Droit au mensonge (entretien d’embauche)
Droit jurisprudentiel autorisant un candidat à ne pas dire la vérité si un recruteur lui pose une question illicite ou discriminatoire.
Définition et explication
En Suisse, le processus de recrutement est encadré par des règles strictes visant à protéger la personnalité du candidat. Selon l’article 328b du Code des obligations (CO), l’employeur ne peut traiter des données vous concernant que si elles portent sur vos aptitudes à remplir l’emploi ou sont nécessaires à l’exécution du contrat de travail.
Si un recruteur outrepasse ce cadre et vous pose une question portant sur votre sphère intime sans lien objectif avec le poste (orientation sexuelle, projet familial, religion), cette question est considérée comme illicite.
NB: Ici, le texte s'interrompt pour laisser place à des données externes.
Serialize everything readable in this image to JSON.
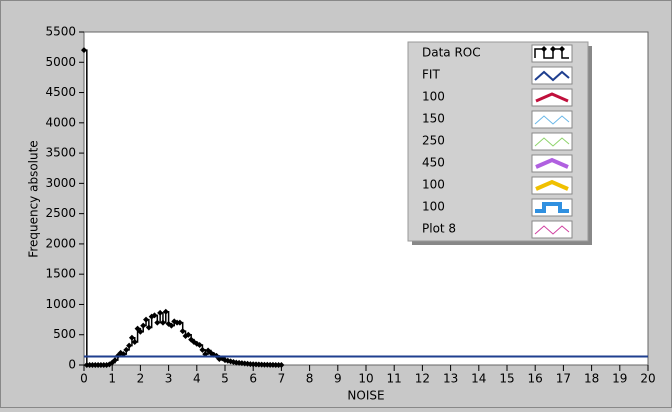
{
  "chart_data": {
    "type": "line",
    "x_label": "NOISE",
    "y_label": "Frequency absolute",
    "xlim": [
      0,
      20
    ],
    "ylim": [
      0,
      5500
    ],
    "xticks": [
      0,
      1,
      2,
      3,
      4,
      5,
      6,
      7,
      8,
      9,
      10,
      11,
      12,
      13,
      14,
      15,
      16,
      17,
      18,
      19,
      20
    ],
    "yticks": [
      0,
      500,
      1000,
      1500,
      2000,
      2500,
      3000,
      3500,
      4000,
      4500,
      5000,
      5500
    ],
    "series": [
      {
        "name": "Data ROC",
        "color": "#000000",
        "style": "step",
        "line_width": 1.5,
        "markers": true,
        "x": [
          0,
          0.1,
          0.2,
          0.3,
          0.4,
          0.5,
          0.6,
          0.7,
          0.8,
          0.9,
          1,
          1.1,
          1.2,
          1.3,
          1.4,
          1.5,
          1.6,
          1.7,
          1.8,
          1.9,
          2,
          2.1,
          2.2,
          2.3,
          2.4,
          2.5,
          2.6,
          2.7,
          2.8,
          2.9,
          3,
          3.1,
          3.2,
          3.3,
          3.4,
          3.5,
          3.6,
          3.7,
          3.8,
          3.9,
          4,
          4.1,
          4.2,
          4.3,
          4.4,
          4.5,
          4.6,
          4.7,
          4.8,
          4.9,
          5,
          5.1,
          5.2,
          5.3,
          5.4,
          5.5,
          5.6,
          5.7,
          5.8,
          5.9,
          6,
          6.1,
          6.2,
          6.3,
          6.4,
          6.5,
          6.6,
          6.7,
          6.8,
          6.9,
          7
        ],
        "values": [
          5200,
          0,
          0,
          0,
          0,
          0,
          0,
          0,
          0,
          10,
          40,
          80,
          150,
          200,
          180,
          250,
          320,
          450,
          380,
          600,
          550,
          650,
          750,
          620,
          800,
          820,
          700,
          860,
          700,
          880,
          680,
          650,
          720,
          700,
          700,
          560,
          480,
          500,
          420,
          380,
          350,
          330,
          250,
          180,
          240,
          200,
          170,
          150,
          100,
          110,
          80,
          70,
          60,
          50,
          40,
          35,
          30,
          25,
          20,
          15,
          12,
          10,
          8,
          6,
          5,
          4,
          3,
          2,
          1,
          1,
          0
        ]
      },
      {
        "name": "FIT",
        "color": "#1f3f8f",
        "style": "line",
        "line_width": 2,
        "markers": false,
        "x": [
          0,
          20
        ],
        "values": [
          140,
          140
        ]
      },
      {
        "name": "100",
        "color": "#c0103c",
        "style": "line",
        "line_width": 3,
        "markers": false,
        "x": [],
        "values": []
      },
      {
        "name": "150",
        "color": "#6ab8e8",
        "style": "line",
        "line_width": 1,
        "markers": false,
        "x": [],
        "values": []
      },
      {
        "name": "250",
        "color": "#8ed46a",
        "style": "line",
        "line_width": 1,
        "markers": false,
        "x": [],
        "values": []
      },
      {
        "name": "450",
        "color": "#b060e0",
        "style": "line",
        "line_width": 4,
        "markers": false,
        "x": [],
        "values": []
      },
      {
        "name": "100",
        "color": "#f0c000",
        "style": "line",
        "line_width": 4,
        "markers": false,
        "x": [],
        "values": []
      },
      {
        "name": "100",
        "color": "#3090e0",
        "style": "square",
        "line_width": 4,
        "markers": false,
        "x": [],
        "values": []
      },
      {
        "name": "Plot 8",
        "color": "#d040a0",
        "style": "line",
        "line_width": 1,
        "markers": false,
        "x": [],
        "values": []
      }
    ]
  }
}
Pour vous défendre face à cette intrusion et éviter d’être écarté du processus de sélection, la jurisprudence des tribunaux suisses vous accorde le droit au mensonge.
Ce droit signifie que vous pouvez sciemment donner une fausse réponse. Plus tard, si l’employeur découvre la vérité, il ne pourra pas se prévaloir d’un dol (art. 28 CO) ni d’une rupture du lien de confiance pour annuler votre contrat de travail ou vous licencier pour justes motifs.
Quelles sont les questions illicites qui autorisent le mensonge ?
Le droit au mensonge s’applique uniquement aux questions qui violent votre sphère privée sans justification professionnelle. Voici les cas les plus fréquents :
- Grossesse et planification familiale : Demander à une femme si elle est enceinte ou compte avoir des enfants est illicite, sauf si le poste présente un danger immédiat pour la mère ou l’enfant (manipulation de produits toxiques).
- État de santé général : Les questions sur vos maladies passées ou votre état de santé ne sont permises que si elles compromettent directement votre capacité à effectuer les tâches requises.
- Croyances et opinions : Interroger un candidat sur sa religion, son appartenance syndicale ou ses opinions politiques est interdit, à moins de postuler pour une institution religieuse, syndicale ou politique (entreprise de tendance).
- Orientation sexuelle : Cette information relève strictement de la vie privée.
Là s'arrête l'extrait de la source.